The leaders of the so-called rebels who, for the moment, tenuously hold
whatever reign of power exists in Haiti are former colleagues of the
notorious "Haitian Three." Reports from the Haitian capital the day after
Aristide fled indicated prison guards exchanged their uniforms for civilian
clothes and allowed the inmates to flee. It's unknown at this point if any
or all of the "Three" may have been among those fleeing inmates. Given the
fast changing situation on the ground in Haiti, yesterday's war criminal
could be tomorrow's prime minister. Hopefully, the developing international
security forces will not allow that to happen; but it is not entirely clear
yet who will really be in charge. In the event Duperval, Dorelien, or
Valmond were to be free and become aligned with an evolving transitional
government, either overtly or behind the scenes, that could spell disaster
for anyone in country who had in any way had crossed them. Even with that
Troika of Terror free, but on the lam hiding from international
peacekeepers, they would have powerful allies among the well-armed and
well-placed thugs within Haitian society and they could wreak no small
amount of havoc, if they so chose. An important question to be quickly
answered is, "Where are the 'Three'?"

Haiti had only a couple of years of anything resembling hope. It was
immediately after Aristide's return to power in 1994 by the efforts of the
US military intervention and the influx of large-scale international aide.
Ironically, the one shining example of Haitian judicial process was the
trial of the Raboteau massacre defendants, which included Duperval,
Dorelien, and Valmond, who were convicted in absentia (because they were
illegally in the US, facing deportation) but guaranteed new trials if they
returned to Haiti. The trial, covered by the international media and
scrupulously monitored by international legal observers, was hailed as
eminently fair and a tribute to due process and a milestone for the Haitian
judicial system. For a time, the Haitian National Police, under the
tutelage of US police advisers, was in the process of becoming something
that passed for a police force instead of a force of armed thugs. For
political reasons, the US pulled out of Haiti within a few short years of
the 1994 intervention.
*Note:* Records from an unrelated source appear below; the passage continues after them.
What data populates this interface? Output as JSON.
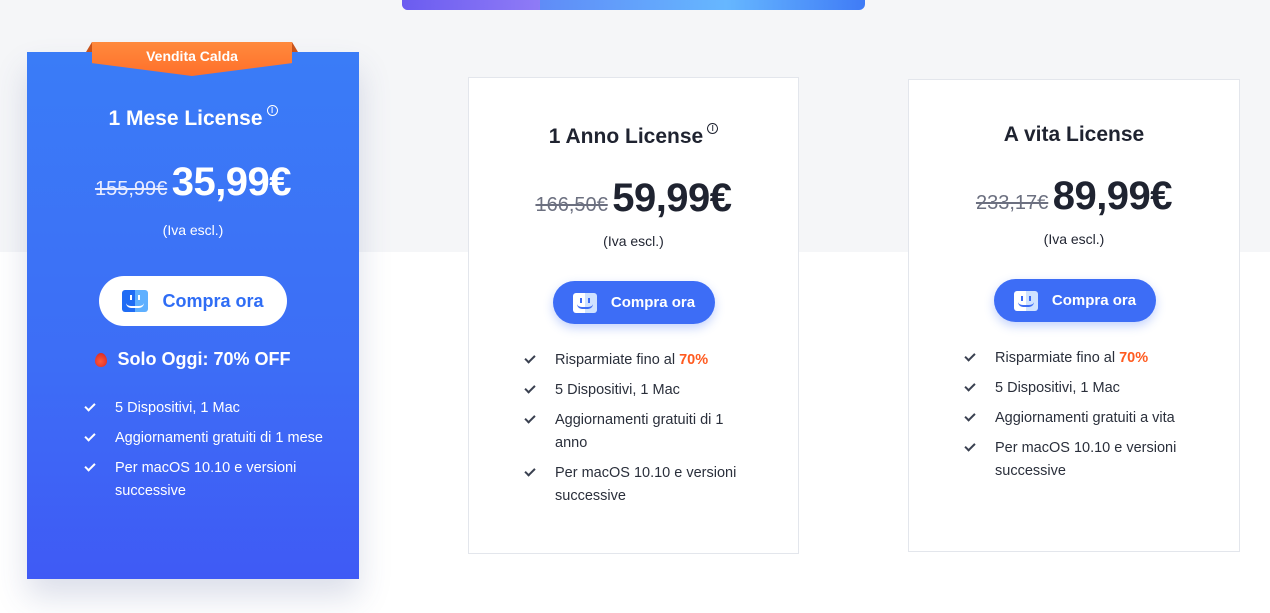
{
  "plans": [
    {
      "badge": "Vendita Calda",
      "title": "1 Mese License",
      "info_icon": "ⓘ",
      "old_price": "155,99€",
      "price": "35,99€",
      "tax_note": "(Iva escl.)",
      "button_label": "Compra ora",
      "offer": "Solo Oggi: 70% OFF",
      "features": [
        "5 Dispositivi, 1 Mac",
        "Aggiornamenti gratuiti di 1 mese",
        "Per macOS 10.10 e versioni successive"
      ]
    },
    {
      "title": "1 Anno License",
      "info_icon": "ⓘ",
      "old_price": "166,50€",
      "price": "59,99€",
      "tax_note": "(Iva escl.)",
      "button_label": "Compra ora",
      "savings_text": "Risparmiate fino al ",
      "savings_value": "70%",
      "features": [
        "5 Dispositivi, 1 Mac",
        "Aggiornamenti gratuiti di 1 anno",
        "Per macOS 10.10 e versioni successive"
      ]
    },
    {
      "title": "A vita License",
      "old_price": "233,17€",
      "price": "89,99€",
      "tax_note": "(Iva escl.)",
      "button_label": "Compra ora",
      "savings_text": "Risparmiate fino al ",
      "savings_value": "70%",
      "features": [
        "5 Dispositivi, 1 Mac",
        "Aggiornamenti gratuiti a vita",
        "Per macOS 10.10 e versioni successive"
      ]
    }
  ],
  "colors": {
    "primary_blue": "#3d6df6",
    "ribbon_orange": "#ff7a2f",
    "highlight_orange": "#ff5a1f",
    "page_bg": "#f5f6f8"
  },
  "icons": {
    "button_icon": "finder-icon",
    "offer_icon": "flame-icon",
    "feature_icon": "check-icon"
  }
}
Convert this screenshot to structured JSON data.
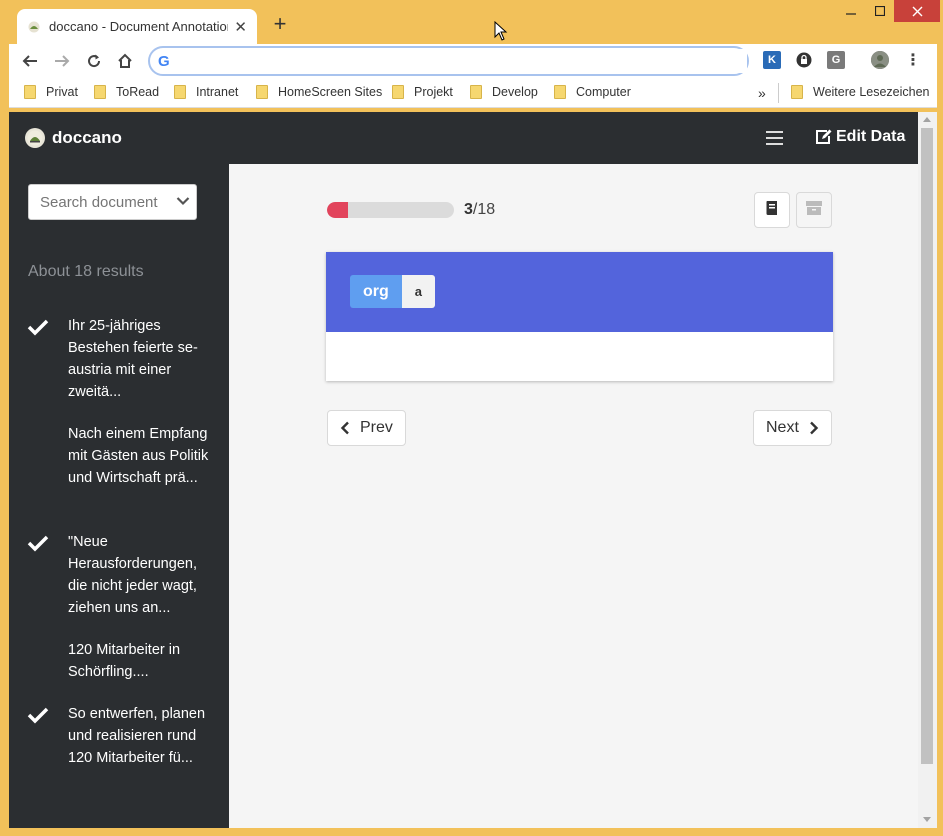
{
  "browser": {
    "tab_title": "doccano - Document Annotation",
    "close_glyph": "✕",
    "newtab_glyph": "+",
    "omnibox_value": "",
    "omnibox_badge": "G",
    "extensions": [
      {
        "name": "k-extension-icon",
        "glyph": "K",
        "color": "#2a6bb7"
      },
      {
        "name": "lock-extension-icon",
        "glyph": "🔒",
        "color": "#555555"
      },
      {
        "name": "g-extension-icon",
        "glyph": "G",
        "color": "#7a7a7a"
      }
    ],
    "menu_glyph": "⋮",
    "bookmarks": [
      "Privat",
      "ToRead",
      "Intranet",
      "HomeScreen Sites",
      "Projekt",
      "Develop",
      "Computer"
    ],
    "bookmarks_overflow": "»",
    "other_bookmarks": "Weitere Lesezeichen"
  },
  "app": {
    "brand": "doccano",
    "edit_label": "Edit Data",
    "search_placeholder": "Search document",
    "results_text": "About 18 results",
    "documents": [
      {
        "text": "Ihr 25-jähriges Bestehen feierte se-austria mit einer zweitä...",
        "checked": true
      },
      {
        "text": "Nach einem Empfang mit Gästen aus Politik und Wirtschaft prä...",
        "checked": false
      },
      {
        "text": "\"Neue Herausforderungen, die nicht jeder wagt, ziehen uns an...",
        "checked": true
      },
      {
        "text": "120 Mitarbeiter in Schörfling....",
        "checked": false
      },
      {
        "text": "So entwerfen, planen und realisieren rund 120 Mitarbeiter fü...",
        "checked": true
      }
    ],
    "progress": {
      "current": "3",
      "separator": "/",
      "total": "18",
      "fraction": 0.1667
    },
    "label": {
      "name": "org",
      "shortcut": "a"
    },
    "prev_label": "Prev",
    "next_label": "Next"
  },
  "colors": {
    "accent_blue": "#5364dc",
    "label_blue": "#5f9ef0",
    "progress_red": "#e2445c",
    "dark": "#2b2e31"
  }
}
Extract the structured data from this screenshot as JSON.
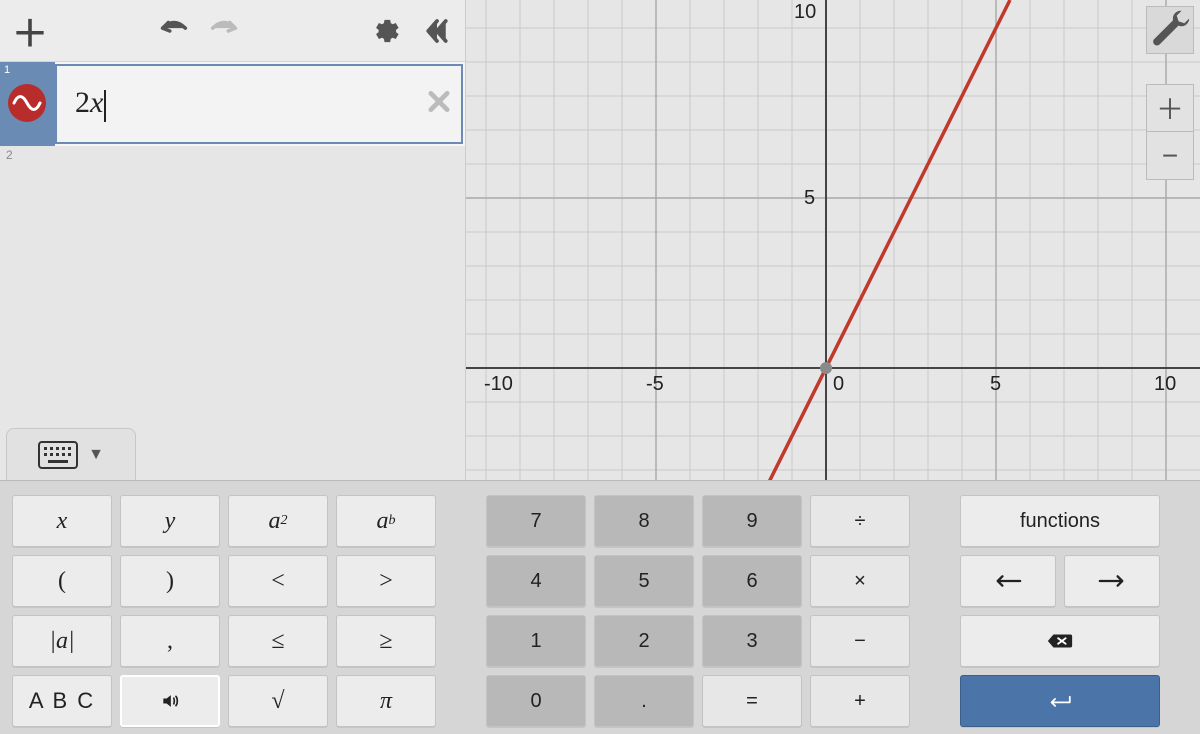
{
  "sidebar": {
    "rows": [
      {
        "index": "1",
        "expression": "2x"
      },
      {
        "index": "2"
      }
    ]
  },
  "chart_data": {
    "type": "line",
    "title": "",
    "xlabel": "",
    "ylabel": "",
    "xlim": [
      -11,
      11
    ],
    "ylim": [
      -3,
      11
    ],
    "xticks": [
      -10,
      -5,
      0,
      5,
      10
    ],
    "yticks": [
      5,
      10
    ],
    "series": [
      {
        "name": "y = 2x",
        "color": "#c0392b",
        "points": [
          [
            -2,
            -4
          ],
          [
            0,
            0
          ],
          [
            5,
            10
          ]
        ]
      }
    ],
    "x_tick_labels": {
      "neg10": "-10",
      "neg5": "-5",
      "zero": "0",
      "pos5": "5",
      "pos10": "10"
    },
    "y_tick_labels": {
      "five": "5",
      "ten": "10"
    }
  },
  "keyboard": {
    "alg": {
      "x": "x",
      "y": "y",
      "a2_base": "a",
      "a2_sup": "2",
      "ab_base": "a",
      "ab_sup": "b",
      "lparen": "(",
      "rparen": ")",
      "lt": "<",
      "gt": ">",
      "abs": "|a|",
      "comma": ",",
      "le": "≤",
      "ge": "≥",
      "abc": "A B C",
      "sqrt": "√",
      "pi": "π"
    },
    "num": {
      "7": "7",
      "8": "8",
      "9": "9",
      "div": "÷",
      "4": "4",
      "5": "5",
      "6": "6",
      "mul": "×",
      "1": "1",
      "2": "2",
      "3": "3",
      "sub": "−",
      "0": "0",
      "dot": ".",
      "eq": "=",
      "add": "+"
    },
    "nav": {
      "functions": "functions"
    }
  }
}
Without the American military, police and judicial
advisers, the institutional degeneration of the police and criminal justice
system quickly set in and the corruption spread even more quickly. Somewhat
amazingly, relative to the human rights persecutor suspects, the US was
able to continue the deportation process to Haiti almost to the end of the
Aristide regime, as evidenced by the Duperval removal.

However, in the current chaos that now exists in Haiti, three issues
relative to human rights violators should be considered by the United
States and international forces about to embark on yet another
stabilization and nation building mission in that beleaguered country. 1)
Account for the likes of Duperval, Dorelien and Valmond and the several
lower level military and paramilitary operatives who had been deported from
the US as persecutors and detained by Haitian authorities. 2) Recognize the
"rebellion" and the ensuing period of occupation itself will likely result
in Haitians committing atrocities against other Haitians and establish
investigative mechanisms to deal with such matters once reasonable security
and stability are reached. 3) Incorporate, to the extent possible, the
ability to investigate and prosecute human rights violations within the
framework of whatever new government is established in Haiti. These
atrocities are a dark but integral part of Haiti's modern history. If
Haitians are to have any hope of emerging from the evil and despair that
has engulfed their nation for so long, confronting their own terror
monsters with genuine and lasting justice must be done. Hopefully, the
United States and the international community will help that pitiful land
do just that.

Bill West retired as the Chief of the National Security Section for the INS
in Miami, Florida and is now a consultant for the Investigative Project, a
Washington DC-based counterterrorism research institute.